Indoor residual spraying (IRS) is among the major vector control strategies recommended for endemic populations by the World Health Organization (WHO). The success of IRS requires high coverage which is dependent on its acceptability. In Nigeria, IRS pilots have been ongoing and rejection has been a major setback to its coverage. We assessed coverage of IRS and determined factors associated with its acceptability in Nasarawa Eggon district, Nasarawa state, Nigeria.

METHODS

A cross-sectional survey involving 409 households selected using multi-stage sampling was carried out. Trained data collectors administered pre-tested structured questionnaire to collect data on socio-demographic characteristics of household heads or their representatives, their perceptions on IRS and factors associated with IRS acceptability.
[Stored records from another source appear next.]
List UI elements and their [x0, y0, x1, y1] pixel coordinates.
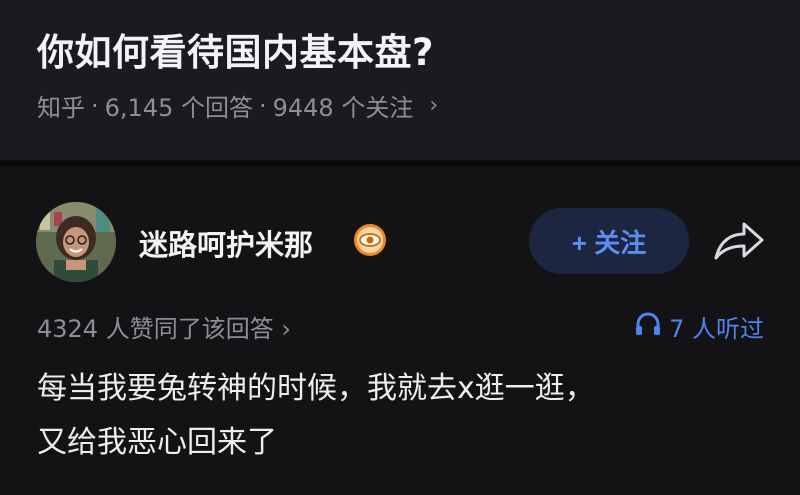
- author-name[interactable]: 迷路呵护米那: [139, 222, 313, 264]
- follow-button[interactable]: + 关注: [529, 208, 689, 274]
- eye-badge-icon: [352, 222, 388, 258]
- question-header: 你如何看待国内基本盘? 知乎 · 6,145 个回答 · 9448 个关注 ›: [0, 0, 800, 160]
- follow-label: + 关注: [571, 227, 647, 258]
- content-line: 每当我要兔转神的时候，我就去x逛一逛，: [37, 371, 595, 406]
- question-meta[interactable]: 知乎 · 6,145 个回答 · 9448 个关注 ›: [37, 88, 438, 123]
- content-line: 又给我恶心回来了: [37, 425, 277, 460]
- question-title[interactable]: 你如何看待国内基本盘?: [37, 22, 434, 76]
- avatar[interactable]: [36, 202, 116, 282]
- section-divider: [0, 160, 800, 166]
- listen-label: 7 人听过: [669, 315, 764, 343]
- chevron-right-icon: ›: [429, 93, 439, 118]
- listen-count[interactable]: 7 人听过: [635, 309, 764, 344]
- agree-count-link[interactable]: 4324 人赞同了该回答 ›: [37, 309, 291, 344]
- answer-content[interactable]: 每当我要兔转神的时候，我就去x逛一逛， 又给我恶心回来了: [37, 362, 777, 470]
- follower-count: 9448 个关注: [272, 94, 414, 122]
- meta-separator: ·: [258, 91, 267, 120]
- headphones-icon: [635, 312, 661, 342]
- answer-count: 6,145 个回答: [104, 94, 253, 122]
- meta-separator: ·: [91, 91, 99, 120]
- source-label: 知乎: [37, 94, 85, 122]
- share-arrow-icon[interactable]: [712, 220, 766, 264]
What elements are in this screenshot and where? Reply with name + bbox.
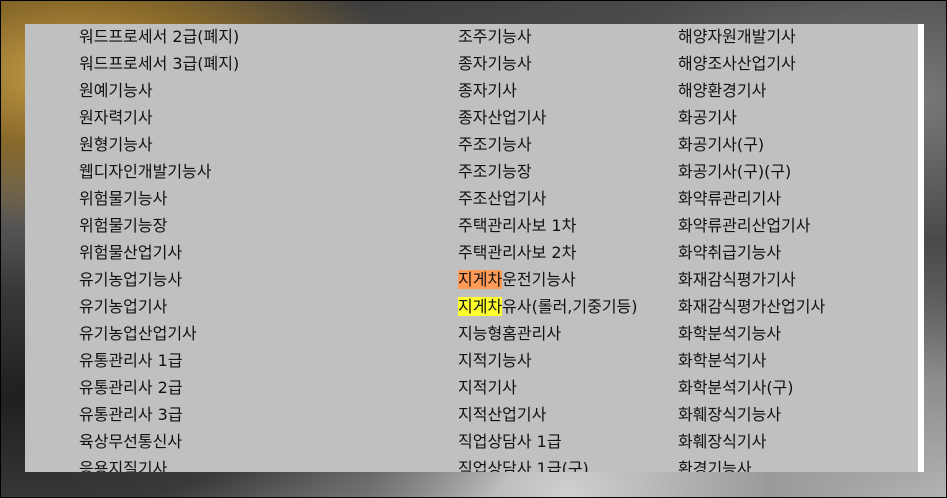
- image-border: [0, 0, 947, 498]
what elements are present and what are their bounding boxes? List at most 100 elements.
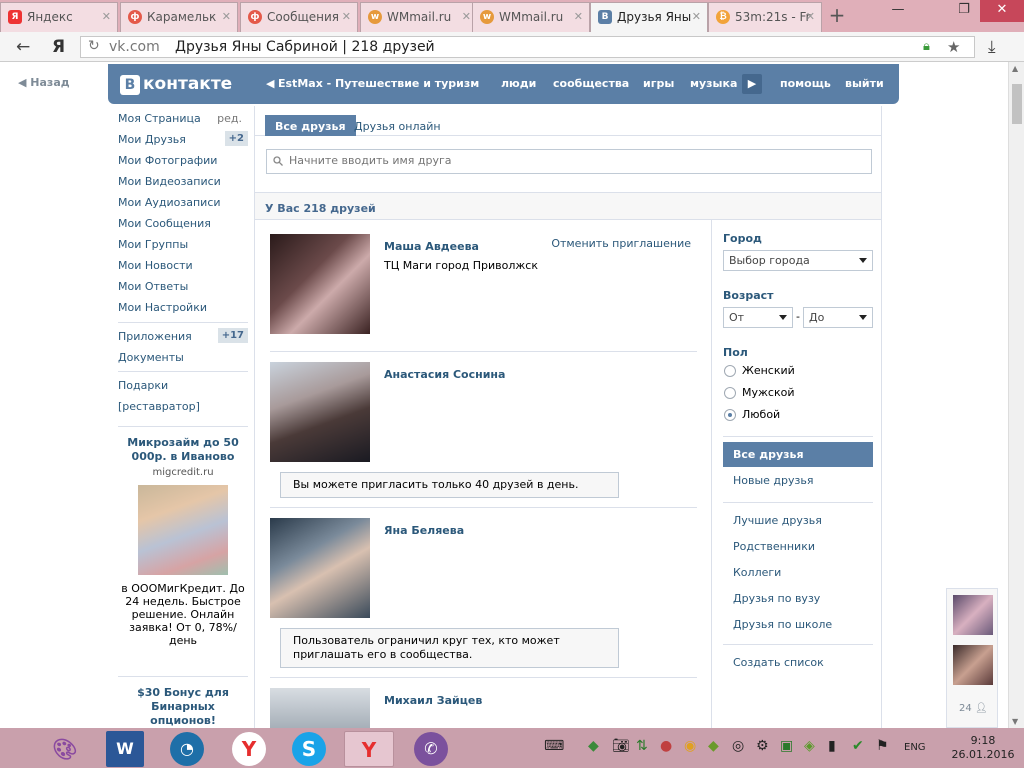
- nav-help[interactable]: помощь: [780, 77, 831, 90]
- back-arrow-icon[interactable]: ←: [16, 37, 30, 57]
- audio-player-title[interactable]: EstMax - Путешествие и туризм: [278, 77, 479, 90]
- close-tab-icon[interactable]: ✕: [342, 10, 351, 23]
- tray-app-icon[interactable]: ◎: [732, 738, 744, 754]
- city-select[interactable]: Выбор города: [723, 250, 873, 271]
- maximize-icon[interactable]: ❐: [950, 0, 978, 22]
- menu-documents[interactable]: Документы: [118, 351, 248, 364]
- avatar[interactable]: [270, 234, 370, 334]
- sync-icon[interactable]: ⇅: [636, 738, 648, 754]
- list-colleagues[interactable]: Коллеги: [723, 560, 873, 585]
- browser-tab-messages[interactable]: ф Сообщения ✕: [240, 2, 358, 32]
- create-list-link[interactable]: Создать список: [723, 650, 873, 675]
- close-tab-icon[interactable]: ✕: [692, 10, 701, 23]
- tray-app-icon[interactable]: ◉: [684, 738, 696, 754]
- close-window-icon[interactable]: ✕: [980, 0, 1024, 22]
- age-from-select[interactable]: От: [723, 307, 793, 328]
- nav-music[interactable]: музыка: [690, 77, 737, 90]
- play-icon[interactable]: ▶: [742, 74, 762, 94]
- reload-icon[interactable]: ↻: [88, 38, 100, 54]
- ad-microloan[interactable]: Микрозайм до 50 000р. в Иваново migcredi…: [118, 436, 248, 647]
- menu-my-audio[interactable]: Мои Аудиозаписи: [118, 196, 248, 209]
- friend-name[interactable]: Маша Авдеева: [384, 240, 479, 253]
- browser-tab-karamelka[interactable]: ф Карамельк ✕: [120, 2, 238, 32]
- list-best-friends[interactable]: Лучшие друзья: [723, 508, 873, 533]
- nvidia-icon[interactable]: ◈: [804, 738, 815, 754]
- close-tab-icon[interactable]: ✕: [574, 10, 583, 23]
- filter-new-friends[interactable]: Новые друзья: [723, 468, 873, 493]
- tray-app-icon[interactable]: ◆: [708, 738, 719, 754]
- avatar[interactable]: [270, 518, 370, 618]
- friend-name[interactable]: Михаил Зайцев: [384, 694, 482, 707]
- minimize-icon[interactable]: —: [884, 0, 912, 22]
- gender-any-radio[interactable]: Любой: [724, 408, 780, 421]
- ad-money-image[interactable]: [138, 485, 228, 575]
- address-bar[interactable]: ↻ vk.com Друзья Яны Сабриной | 218 друзе…: [80, 36, 975, 58]
- menu-gifts[interactable]: Подарки: [118, 379, 248, 392]
- scroll-up-icon[interactable]: ▲: [1012, 64, 1018, 73]
- menu-my-page[interactable]: Моя Страница ред.: [118, 112, 248, 125]
- menu-my-videos[interactable]: Мои Видеозаписи: [118, 175, 248, 188]
- browser-tab-wmmail-2[interactable]: w WMmail.ru ✕: [472, 2, 590, 32]
- gender-male-radio[interactable]: Мужской: [724, 386, 794, 399]
- bookmark-star-icon[interactable]: ★: [947, 38, 960, 56]
- menu-my-groups[interactable]: Мои Группы: [118, 238, 248, 251]
- speed-gauge-icon[interactable]: ◔: [170, 732, 204, 766]
- nav-games[interactable]: игры: [643, 77, 674, 90]
- language-indicator[interactable]: ENG: [904, 742, 926, 753]
- yandex-browser-icon[interactable]: Y: [232, 732, 266, 766]
- menu-my-answers[interactable]: Мои Ответы: [118, 280, 248, 293]
- chat-contact-avatar[interactable]: [953, 645, 993, 685]
- search-input[interactable]: [289, 154, 849, 167]
- tray-app-icon[interactable]: ●: [660, 738, 672, 754]
- menu-apps[interactable]: Приложения +17: [118, 328, 248, 343]
- system-clock[interactable]: 9:18 26.01.2016: [948, 734, 1018, 762]
- gender-female-radio[interactable]: Женский: [724, 364, 795, 377]
- age-to-select[interactable]: До: [803, 307, 873, 328]
- download-icon[interactable]: ⤓: [988, 37, 996, 57]
- viber-icon[interactable]: ✆: [414, 732, 448, 766]
- ad-binary-options[interactable]: $30 Бонус для Бинарных опционов!: [118, 686, 248, 728]
- cancel-invite-link[interactable]: Отменить приглашение: [551, 237, 691, 250]
- keyboard-icon[interactable]: ⌨: [544, 738, 564, 754]
- browser-tab-wmmail-1[interactable]: w WMmail.ru ✕: [360, 2, 478, 32]
- menu-my-photos[interactable]: Мои Фотографии: [118, 154, 248, 167]
- close-tab-icon[interactable]: ✕: [222, 10, 231, 23]
- scrollbar-thumb[interactable]: [1012, 84, 1022, 124]
- tab-online-friends[interactable]: Друзья онлайн: [344, 115, 451, 136]
- close-tab-icon[interactable]: ✕: [462, 10, 471, 23]
- browser-tab-vk-friends[interactable]: B Друзья Яны ✕: [590, 2, 708, 32]
- back-link[interactable]: ◀ Назад: [18, 76, 70, 89]
- word-icon[interactable]: W: [106, 731, 144, 767]
- browser-tab-yandex[interactable]: Я Яндекс ✕: [0, 2, 118, 32]
- avatar[interactable]: [270, 362, 370, 462]
- yandex-logo-icon[interactable]: Я: [52, 37, 65, 57]
- close-tab-icon[interactable]: ✕: [102, 10, 111, 23]
- nav-communities[interactable]: сообщества: [553, 77, 629, 90]
- tray-app-icon[interactable]: ◆: [588, 738, 599, 754]
- vk-logo[interactable]: Вконтакте: [120, 74, 232, 95]
- browser-tab-bitcoin[interactable]: ₿ 53m:21s - Fr ✕: [708, 2, 822, 32]
- player-prev-icon[interactable]: ◀: [266, 77, 274, 90]
- friend-name[interactable]: Анастасия Соснина: [384, 368, 505, 381]
- yandex-browser-active-icon[interactable]: Y: [344, 731, 394, 767]
- scroll-down-icon[interactable]: ▼: [1012, 717, 1018, 726]
- chat-contact-avatar[interactable]: [953, 595, 993, 635]
- tab-all-friends[interactable]: Все друзья: [265, 115, 356, 136]
- camera-icon[interactable]: 📷︎: [612, 738, 630, 754]
- tray-app-icon[interactable]: ⚙: [756, 738, 769, 754]
- list-school-friends[interactable]: Друзья по школе: [723, 612, 873, 637]
- filter-all-friends[interactable]: Все друзья: [723, 442, 873, 467]
- network-icon[interactable]: ▮: [828, 738, 836, 754]
- menu-my-messages[interactable]: Мои Сообщения: [118, 217, 248, 230]
- list-university-friends[interactable]: Друзья по вузу: [723, 586, 873, 611]
- paint-icon[interactable]: 🎨︎: [40, 731, 90, 767]
- menu-my-news[interactable]: Мои Новости: [118, 259, 248, 272]
- page-scrollbar[interactable]: ▲ ▼: [1008, 62, 1024, 728]
- tray-app-icon[interactable]: ✔: [852, 738, 864, 754]
- edit-link[interactable]: ред.: [217, 112, 242, 125]
- menu-restorer[interactable]: [реставратор]: [118, 400, 248, 413]
- friend-name[interactable]: Яна Беляева: [384, 524, 464, 537]
- list-relatives[interactable]: Родственники: [723, 534, 873, 559]
- new-tab-button[interactable]: +: [822, 3, 852, 29]
- skype-icon[interactable]: S: [292, 732, 326, 766]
Descriptive, bivariate and multivariate analyses were done at 5% level of significance.

RESULTS

Majority of respondents were male (79.7%) and married (82.6%), and their mean age was 36.4 ± 13.3 years. Coverage of IRS was 99.3%. However, only 82.6% of those who previously accepted IRS were willing to accept it in again. Factors independently associated with acceptability were perceived effectiveness of IRS (aOR = 21.8; 95%CI = 6.9-68.8) and lower household cost of malaria prevention after IRS (aOR = 5.0; 95%CI = 1.1-21.8).

CONCLUSION

IRS coverage in the communities studied met WHO minimum standard of 85%. However, for similar results to be achieved in future, acceptability must be promoted by providing information on its effectiveness and its ability to reduce household cost of malaria prevention.

摘要

引言

室内滞留喷洒(IRS)是世界卫生组织(WHO)推荐给流行地区人群的主要病媒控制策略之一。IRS的成功需要高覆盖率,而这取决于其可接受性。在尼日利亚,IRS试点一直在进行,但拒绝接受是其覆盖率的一个主要挫折。我们评估了尼日利亚纳萨拉瓦州纳萨拉瓦埃贡区IRS的覆盖率,并确定了与其可接受性相关的因素。

方法

采用多阶段抽样选取409户家庭进行横断面调查。经过培训的数据收集员使用预先测试的结构化问卷收集关于户主或其代表的社会人口特征、他们对IRS的看法以及与IRS可接受性相关的因素的数据。在5%的显著性水平上进行描述性、双变量和多变量分析。

结果

大多数受访者为男性(79.7%)且已婚(82.6%),他们的平均年龄为36.4±13.3岁。IRS的覆盖率为99.3%。然而,之前接受IRS的人中只有82.6%愿意再次接受。与可接受性独立相关的因素是对IRS有效性的认知(调整后比值比[aOR]=21.8;95%置信区间[CI]=6.9-68.8)以及IRS后家庭预防疟疾成本较低(aOR=5.0;95%CI=1.1-21.8)。

结论

在所研究的社区中,IRS覆盖率达到了WHO规定的85%的最低标准。然而,为了在未来取得类似的结果,必须通过提供有关其有效性以及降低家庭预防疟疾成本能力的信息来提高可接受性。